Police in Northern Ireland have thwarted an IRA terror bomb plot intended to disrupt President Biden’s upcoming visit to Belfast on Tuesday, it was revealed Sunday.
Members of the paramilitary group, the New IRA, were allegedly looking to purchase bomb parts in Derry and scheming to build an explosive device to disrupt Biden’s diplomatic stopover, The Belfast Telegraph reported.
“They were looking for parts to make a bomb,” a source told the newspaper.
“The belief is that the New IRA was planning some sort of attack to coincide with Biden’s visit, similar to the mortar attack on the cops in Strabane last November.”
Last November, the group claimed responsibility for detonating a roadside bomb targeting a police vehicle in County Tyrone. Two cops escaped injury when the bomb exploded next to their car.
Thomas Mellon, the leader of the New IRA, wanted a “spectacular” way to undermine Biden’s visit, according to reports.
“He wanted to have a spectacular, but with all the PSNI raids and Brit searches it’s likely he will have to settle for a riot on Easter Monday,” the source said.
Mellon is on the terror watchlist of MI5, the United Kingdom’s counter-intelligence agency.
Biden will visit Belfast on Tuesday to commemorate the 25th anniversary of the US-brokered Good Friday Agreement.
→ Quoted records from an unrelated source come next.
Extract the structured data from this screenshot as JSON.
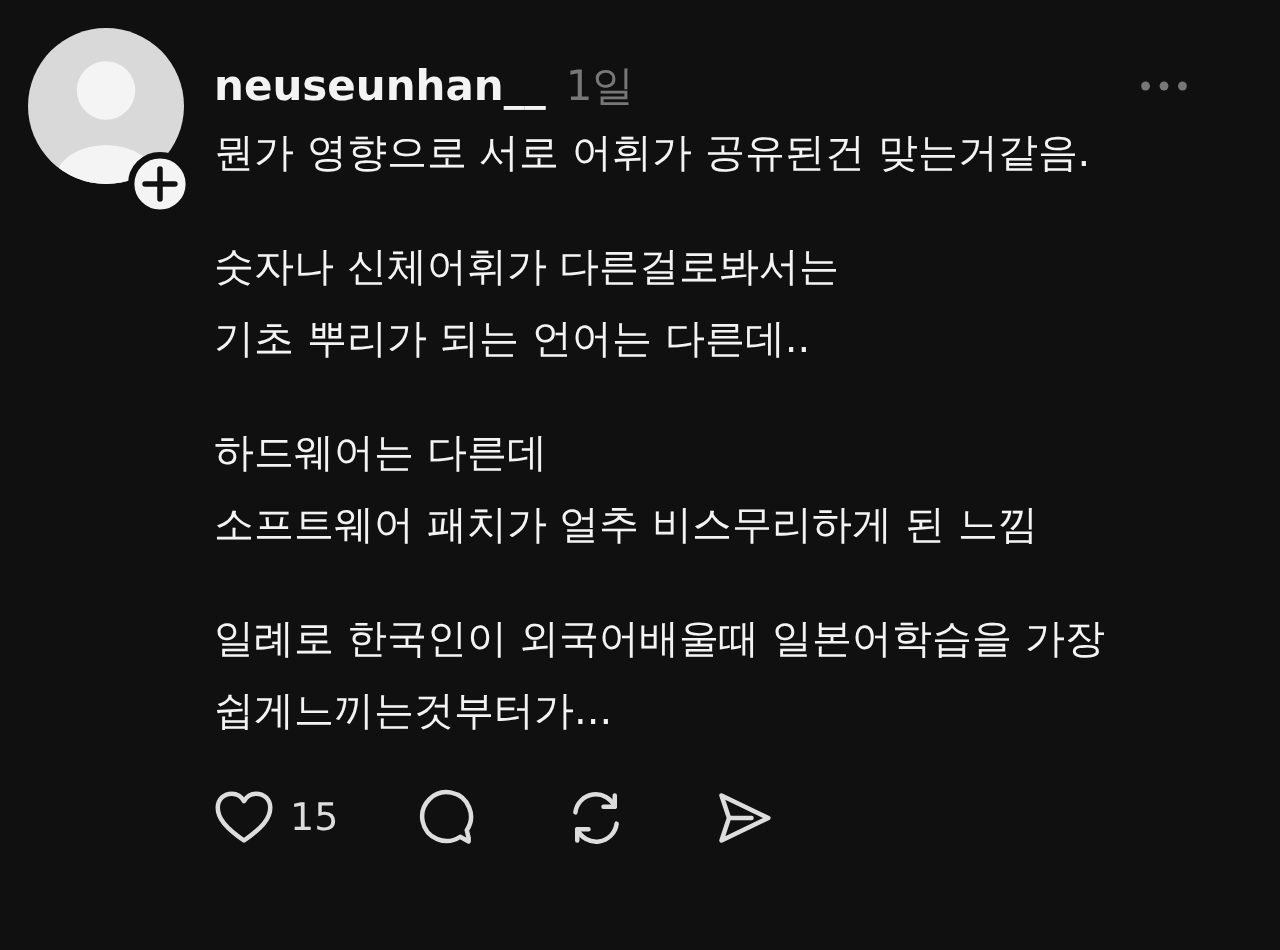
{
  "post": {
    "username": "neuseunhan__",
    "time": "1일",
    "paragraphs": [
      "뭔가 영향으로 서로 어휘가 공유된건 맞는거같음.",
      "숫자나 신체어휘가 다른걸로봐서는\n기초 뿌리가 되는 언어는 다른데..",
      "하드웨어는 다른데\n소프트웨어 패치가 얼추 비스무리하게 된 느낌",
      "일례로 한국인이 외국어배울때 일본어학습을 가장\n쉽게느끼는것부터가..."
    ],
    "actions": {
      "like_count": "15"
    }
  }
}
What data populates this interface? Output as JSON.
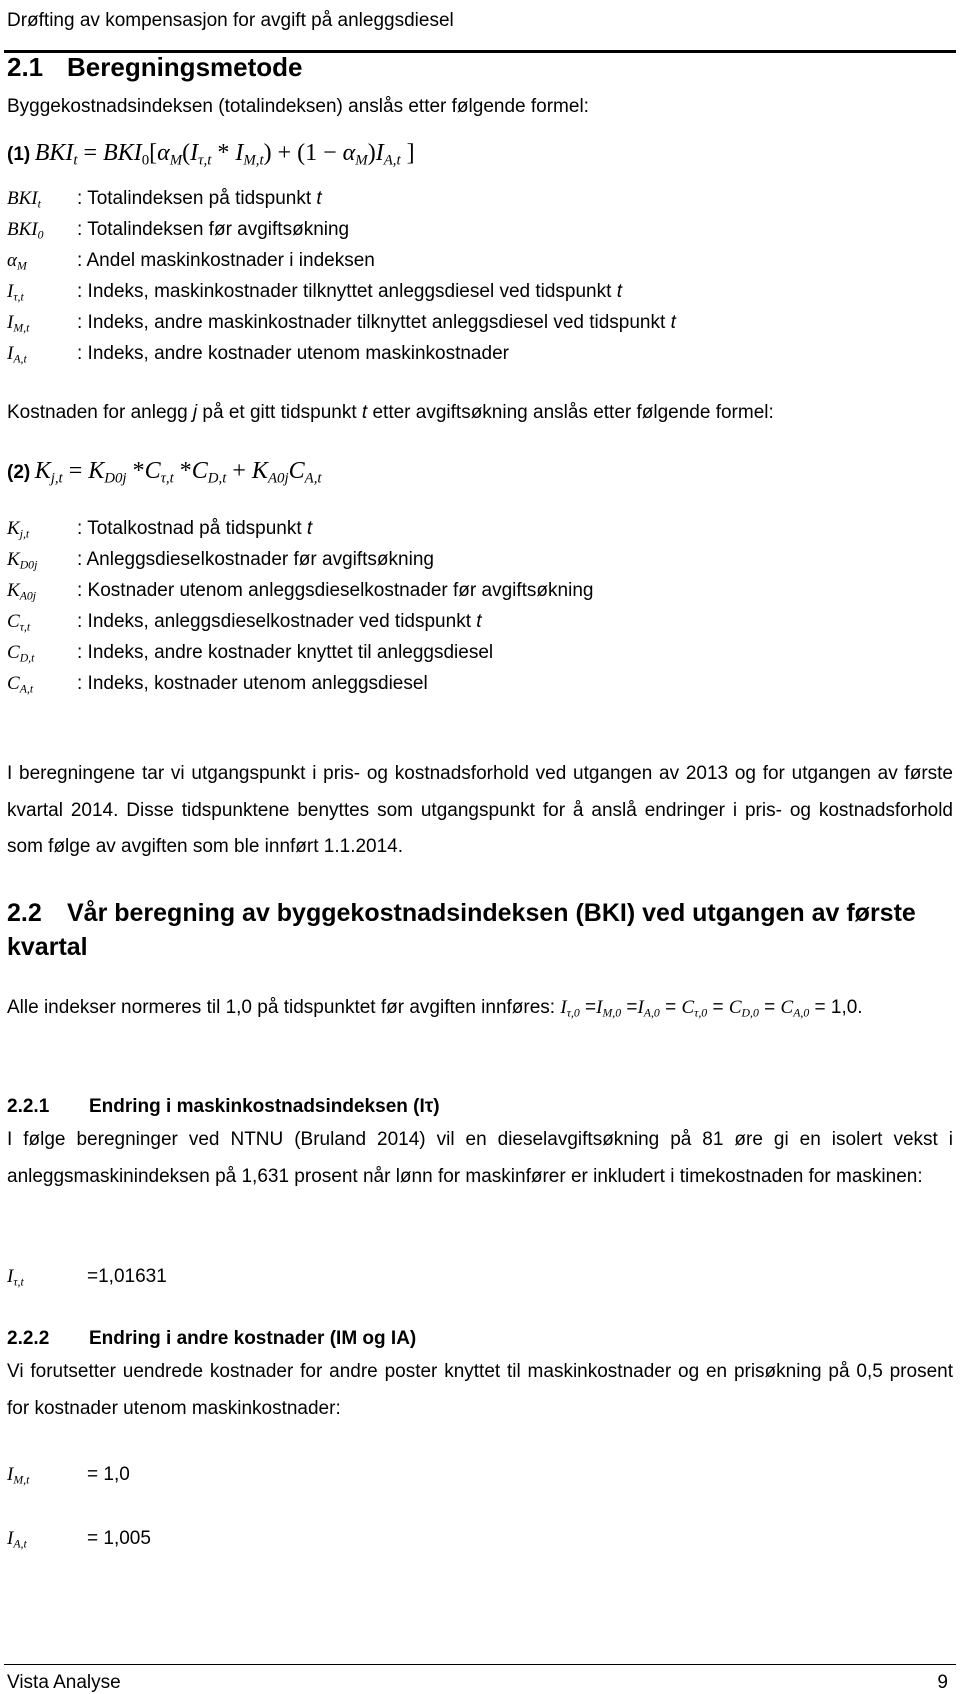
{
  "header": {
    "running_title": "Drøfting av kompensasjon for avgift på anleggsdiesel"
  },
  "s21": {
    "number": "2.1",
    "title": "Beregningsmetode",
    "intro": "Byggekostnadsindeksen (totalindeksen) anslås etter følgende formel:",
    "formula_label": "(1)",
    "formula": "BKIt = BKI0[αM(Iτ,t * IM,t) + (1 − αM)IA,t]",
    "defs": [
      {
        "sym": "BKI",
        "sub": "t",
        "text": ": Totalindeksen på tidspunkt t"
      },
      {
        "sym": "BKI",
        "sub": "0",
        "text": ": Totalindeksen før avgiftsøkning"
      },
      {
        "sym": "α",
        "sub": "M",
        "text": ": Andel maskinkostnader i indeksen"
      },
      {
        "sym": "I",
        "sub": "τ,t",
        "text": ": Indeks, maskinkostnader tilknyttet anleggsdiesel ved tidspunkt t"
      },
      {
        "sym": "I",
        "sub": "M,t",
        "text": ": Indeks, andre maskinkostnader tilknyttet anleggsdiesel ved tidspunkt t"
      },
      {
        "sym": "I",
        "sub": "A,t",
        "text": ": Indeks, andre kostnader utenom maskinkostnader"
      }
    ],
    "intro2": "Kostnaden for anlegg j på et gitt tidspunkt t etter avgiftsøkning anslås etter følgende formel:",
    "formula2_label": "(2)",
    "formula2": "Kj,t = KD0j * Cτ,t * CD,t + KA0jCA,t",
    "defs2": [
      {
        "sym": "K",
        "sub": "j,t",
        "text": ": Totalkostnad på tidspunkt t"
      },
      {
        "sym": "K",
        "sub": "D0j",
        "text": ": Anleggsdieselkostnader før avgiftsøkning"
      },
      {
        "sym": "K",
        "sub": "A0j",
        "text": ": Kostnader utenom anleggsdieselkostnader før avgiftsøkning"
      },
      {
        "sym": "C",
        "sub": "τ,t",
        "text": ": Indeks, anleggsdieselkostnader ved tidspunkt t"
      },
      {
        "sym": "C",
        "sub": "D,t",
        "text": ": Indeks, andre kostnader knyttet til anleggsdiesel"
      },
      {
        "sym": "C",
        "sub": "A,t",
        "text": ": Indeks, kostnader utenom anleggsdiesel"
      }
    ],
    "para": "I beregningene tar vi utgangspunkt i pris- og kostnadsforhold ved utgangen av 2013 og for utgangen av første kvartal 2014. Disse tidspunktene benyttes som utgangspunkt for å anslå endringer i pris- og kostnadsforhold som følge av avgiften som ble innført 1.1.2014."
  },
  "s22": {
    "number": "2.2",
    "title": "Vår beregning av byggekostnadsindeksen (BKI) ved utgangen av første kvartal",
    "para": "Alle indekser normeres til 1,0 på tidspunktet før avgiften innføres: Iτ,0 =IM,0 =IA,0 = Cτ,0 = CD,0 = CA,0 = 1,0."
  },
  "s221": {
    "number": "2.2.1",
    "title": "Endring i maskinkostnadsindeksen (Iτ)",
    "para": "I følge beregninger ved NTNU (Bruland 2014) vil en dieselavgiftsøkning på 81 øre gi en isolert vekst i anleggsmaskinindeksen på 1,631 prosent når lønn for maskinfører er inkludert i timekostnaden for maskinen:",
    "value_sym": "I",
    "value_sub": "τ,t",
    "value": "=1,01631"
  },
  "s222": {
    "number": "2.2.2",
    "title": "Endring i andre kostnader (IM og IA)",
    "para": "Vi forutsetter uendrede kostnader for andre poster knyttet til maskinkostnader og en prisøkning på 0,5 prosent for kostnader utenom maskinkostnader:",
    "v1_sym": "I",
    "v1_sub": "M,t",
    "v1": "= 1,0",
    "v2_sym": "I",
    "v2_sub": "A,t",
    "v2": "= 1,005"
  },
  "footer": {
    "left": "Vista Analyse",
    "page": "9"
  }
}
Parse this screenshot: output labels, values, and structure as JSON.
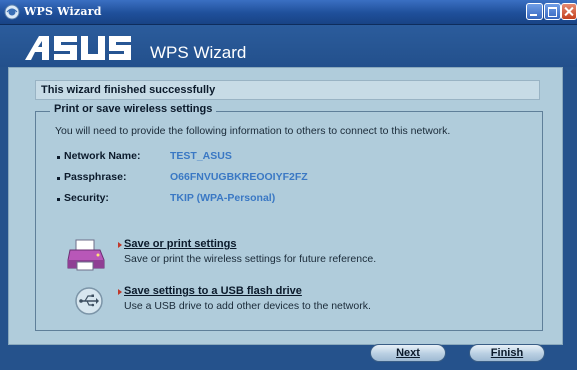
{
  "window": {
    "title": "WPS Wizard",
    "controls": [
      "minimize",
      "maximize",
      "close"
    ]
  },
  "header": {
    "brand": "ASUS",
    "title": "WPS Wizard"
  },
  "status": {
    "message": "This wizard finished successfully"
  },
  "settings_group": {
    "title": "Print or save wireless settings",
    "instruction": "You will need to provide the following information to others to connect to this network.",
    "rows": [
      {
        "label": "Network Name:",
        "value": "TEST_ASUS"
      },
      {
        "label": "Passphrase:",
        "value": "O66FNVUGBKREOOIYF2FZ"
      },
      {
        "label": "Security:",
        "value": "TKIP (WPA-Personal)"
      }
    ]
  },
  "actions": [
    {
      "icon": "printer-icon",
      "label": "Save or print settings",
      "description": "Save or print the wireless settings for future reference."
    },
    {
      "icon": "usb-icon",
      "label": "Save settings to a USB flash drive",
      "description": "Use a USB drive to add other devices to the network."
    }
  ],
  "buttons": {
    "next": "Next",
    "finish": "Finish"
  },
  "colors": {
    "title_bar": "#1f4f9a",
    "content_bg": "#b0ccdb",
    "value_text": "#3a78c4"
  }
}
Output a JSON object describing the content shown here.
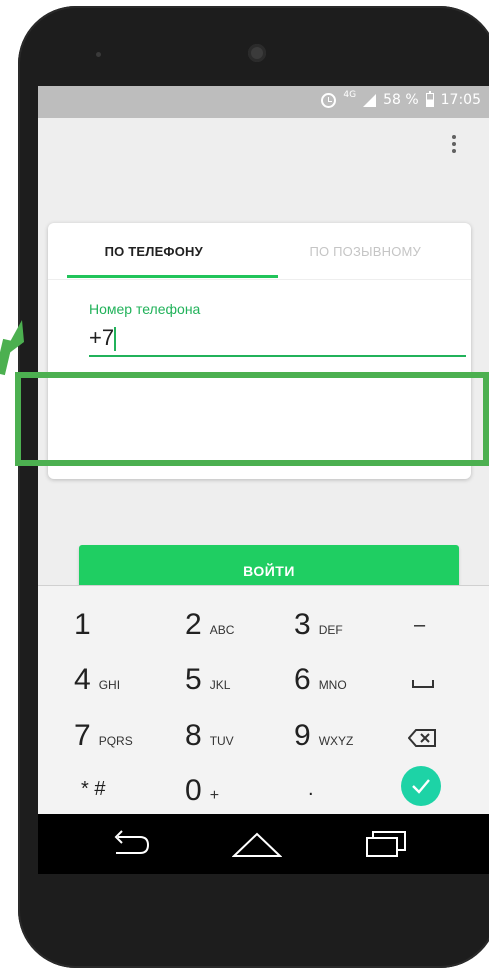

The historic pact reached in 1998 ended decades of sectarian fighting between Catholics and Protestants in Northern Ireland, known as the Troubles.
Former President Bill Clinton, who played a major role in negotiating the deal, also is expected to attend.
Biden will also attend a series of other events in Ireland in County Louth and County Mayo, where the president’s has ancestral roots.
The president also is scheduled to deliver a public address at St. Muredach’s Cathedral in Ballina, County Mayo on April 14.
The New IRA is an offshoot of the Irish Republican Army group, which disbanded following the Good Friday agreement.